Before Wallman and Moxson could publish which players were Jewish, acting like a sort of baseball beit din, or religious court, they needed to draw a definitional line of “Who is a Jew.”
“One of the player’s parents has to be Jewish,” Moxson says. “The player also has to acknowledge their Judaism. And they can’t be practicing any other religion.”
Each year, definition in hand, they name names. In the 2010 Professional Baseball Review issue, they list such well-known players as Kinsler and Kevin Youkilis of the Boston Red Sox, along with lesser-knowns such as pitchers Craig Breslow of the Oakland A’s and John Grabow of the Chicago Cubs. They even list the more obscure Jewish players toiling in the lower rungs of the minor leagues.
In the 2010 College Baseball All-America Team issue, no division is too obscure or beyond their research reach—and they also cover NCAA women’s softball.
In fact, there are so many Jewish college baseball players, they added an honorable mention category.
According to Moxson, who handles the subscription list, most of the Review’s readers are older than 50. For them, he says, baseball is a “way of becoming an American.”
For Wallman and Moxson, the endless hours of scanning team rosters, and chatting up coaches and athletic directors has paid off with a call from Cooperstown.
No one is sketching them for a bust. But in 2004, they were invited by the Baseball Hall of Fame it speak on a panel titled “American Jews in the American Sport.”
“I still have the T-shirt,” Moxson says.
Ron Kaplan of “Kaplan’s Korner,” the syndicated Jewish sports columnist of the New Jersey Jewish News, says Jewish Sports Review is “a good starting point.” But, according to Kaplan, there are other places online like the Jewish Sports Collectors Yahoo! Group where he can “send questions” to get answers about who is a Jew.
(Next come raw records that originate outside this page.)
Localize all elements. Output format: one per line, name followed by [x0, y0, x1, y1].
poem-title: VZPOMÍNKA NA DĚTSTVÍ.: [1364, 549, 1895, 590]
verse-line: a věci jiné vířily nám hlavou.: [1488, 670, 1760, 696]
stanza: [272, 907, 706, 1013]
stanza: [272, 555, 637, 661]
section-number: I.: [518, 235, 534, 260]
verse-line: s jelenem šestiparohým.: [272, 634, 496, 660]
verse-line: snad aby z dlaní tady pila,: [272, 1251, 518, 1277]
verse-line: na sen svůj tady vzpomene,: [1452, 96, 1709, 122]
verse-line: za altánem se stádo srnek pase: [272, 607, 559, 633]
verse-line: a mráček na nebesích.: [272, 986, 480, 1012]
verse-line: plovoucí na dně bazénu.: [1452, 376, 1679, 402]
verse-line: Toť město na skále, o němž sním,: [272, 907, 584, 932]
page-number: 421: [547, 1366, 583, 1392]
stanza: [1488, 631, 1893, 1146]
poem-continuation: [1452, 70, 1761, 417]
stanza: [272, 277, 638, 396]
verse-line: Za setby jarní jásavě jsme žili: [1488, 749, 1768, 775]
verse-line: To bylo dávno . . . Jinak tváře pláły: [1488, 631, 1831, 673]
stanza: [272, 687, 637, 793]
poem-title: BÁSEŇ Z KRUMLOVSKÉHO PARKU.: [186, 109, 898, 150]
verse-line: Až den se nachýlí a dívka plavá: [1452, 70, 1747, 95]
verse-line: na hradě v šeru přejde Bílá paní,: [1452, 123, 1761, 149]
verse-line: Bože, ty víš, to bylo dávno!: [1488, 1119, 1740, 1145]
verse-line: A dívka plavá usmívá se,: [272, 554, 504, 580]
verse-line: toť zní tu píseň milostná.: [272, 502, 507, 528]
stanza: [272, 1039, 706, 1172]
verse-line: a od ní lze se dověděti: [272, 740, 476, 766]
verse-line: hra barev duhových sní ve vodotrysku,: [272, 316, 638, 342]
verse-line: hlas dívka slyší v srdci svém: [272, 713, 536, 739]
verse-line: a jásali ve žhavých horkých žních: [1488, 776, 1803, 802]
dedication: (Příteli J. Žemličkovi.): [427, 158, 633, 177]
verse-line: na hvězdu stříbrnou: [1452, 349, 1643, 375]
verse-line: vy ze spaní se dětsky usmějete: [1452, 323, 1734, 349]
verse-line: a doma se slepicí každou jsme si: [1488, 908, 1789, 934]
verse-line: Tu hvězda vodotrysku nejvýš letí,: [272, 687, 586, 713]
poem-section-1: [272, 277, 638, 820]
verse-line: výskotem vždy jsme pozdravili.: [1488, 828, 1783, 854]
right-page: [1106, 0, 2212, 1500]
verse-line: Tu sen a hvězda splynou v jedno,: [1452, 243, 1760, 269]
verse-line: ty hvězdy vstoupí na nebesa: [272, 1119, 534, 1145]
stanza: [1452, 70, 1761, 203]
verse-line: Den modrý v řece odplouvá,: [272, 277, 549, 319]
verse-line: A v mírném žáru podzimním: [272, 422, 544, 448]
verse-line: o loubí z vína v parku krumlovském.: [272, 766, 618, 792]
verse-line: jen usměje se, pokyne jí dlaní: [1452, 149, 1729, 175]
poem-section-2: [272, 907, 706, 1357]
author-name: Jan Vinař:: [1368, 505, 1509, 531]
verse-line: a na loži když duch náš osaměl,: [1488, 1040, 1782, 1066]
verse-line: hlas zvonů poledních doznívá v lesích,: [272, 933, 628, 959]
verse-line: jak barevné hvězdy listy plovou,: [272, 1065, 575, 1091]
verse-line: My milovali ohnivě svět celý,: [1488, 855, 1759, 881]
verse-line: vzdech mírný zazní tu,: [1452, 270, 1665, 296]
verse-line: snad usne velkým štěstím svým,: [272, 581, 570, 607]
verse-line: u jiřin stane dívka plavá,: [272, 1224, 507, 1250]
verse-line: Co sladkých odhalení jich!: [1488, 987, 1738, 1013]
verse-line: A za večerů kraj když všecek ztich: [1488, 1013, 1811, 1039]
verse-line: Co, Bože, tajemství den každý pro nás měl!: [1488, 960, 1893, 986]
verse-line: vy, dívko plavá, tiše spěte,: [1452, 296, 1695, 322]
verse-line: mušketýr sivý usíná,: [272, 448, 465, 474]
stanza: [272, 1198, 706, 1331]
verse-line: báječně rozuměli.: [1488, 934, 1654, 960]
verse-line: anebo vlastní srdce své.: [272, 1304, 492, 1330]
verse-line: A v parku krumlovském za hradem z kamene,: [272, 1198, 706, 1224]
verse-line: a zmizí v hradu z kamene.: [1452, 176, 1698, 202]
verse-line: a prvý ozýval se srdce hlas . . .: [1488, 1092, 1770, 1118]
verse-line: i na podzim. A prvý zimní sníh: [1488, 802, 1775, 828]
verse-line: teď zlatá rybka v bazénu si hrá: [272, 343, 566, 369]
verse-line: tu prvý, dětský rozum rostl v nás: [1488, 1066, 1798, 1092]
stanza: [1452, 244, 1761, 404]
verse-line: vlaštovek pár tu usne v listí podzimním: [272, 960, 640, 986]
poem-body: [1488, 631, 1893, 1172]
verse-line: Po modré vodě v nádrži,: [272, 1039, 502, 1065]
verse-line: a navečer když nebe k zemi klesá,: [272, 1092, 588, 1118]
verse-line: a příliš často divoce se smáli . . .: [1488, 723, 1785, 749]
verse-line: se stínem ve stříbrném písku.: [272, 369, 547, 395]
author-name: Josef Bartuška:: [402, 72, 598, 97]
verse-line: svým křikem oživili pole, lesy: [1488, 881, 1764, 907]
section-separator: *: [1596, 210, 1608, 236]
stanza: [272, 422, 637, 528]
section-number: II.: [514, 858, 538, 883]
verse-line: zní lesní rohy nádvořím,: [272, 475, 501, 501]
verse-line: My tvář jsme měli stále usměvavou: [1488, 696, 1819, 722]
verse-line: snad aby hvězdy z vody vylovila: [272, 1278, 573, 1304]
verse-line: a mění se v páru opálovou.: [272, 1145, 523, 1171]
Jewish Sports Review “is a good example of how sport and identity come together,” says Wayne Wilson, whose LA84 Sports Library is a subscriber to the Wallman-Moxson publication. With their list-oriented format, Wilson says, “You can see the magnitude of the phenomenon.”
The duo calls their work a “labor of love.” Since its premiere, the annual subscription rate for six issues has remained $36.
“We’re not making any money on this,” says Wallman, who notes that both he and Moxson are retired.
Price isn’t the main issue they hear about. At the Cooperstown conference, a guy who looked “very frum,” or Orthodox, didn’t like their definition of who is a Jew.
“The mother needs to be Jewish,” Moxson remembers the guy saying. “My partner told him to start his own magazine.”
Being included in a publication like the Jewish Sports Review seems to have an impact beyond its subscribers.
“I don’t think Kinsler would have ever told anybody,” Moxson says. “And now guys like him, [Ryan] Braun, Brad Ausmus and Shawn Green, who we covered since high school, the Jewish community has taken them in.
“Turns out these kids were proud of their heritage, and the community has picked it up. They kvell over them.”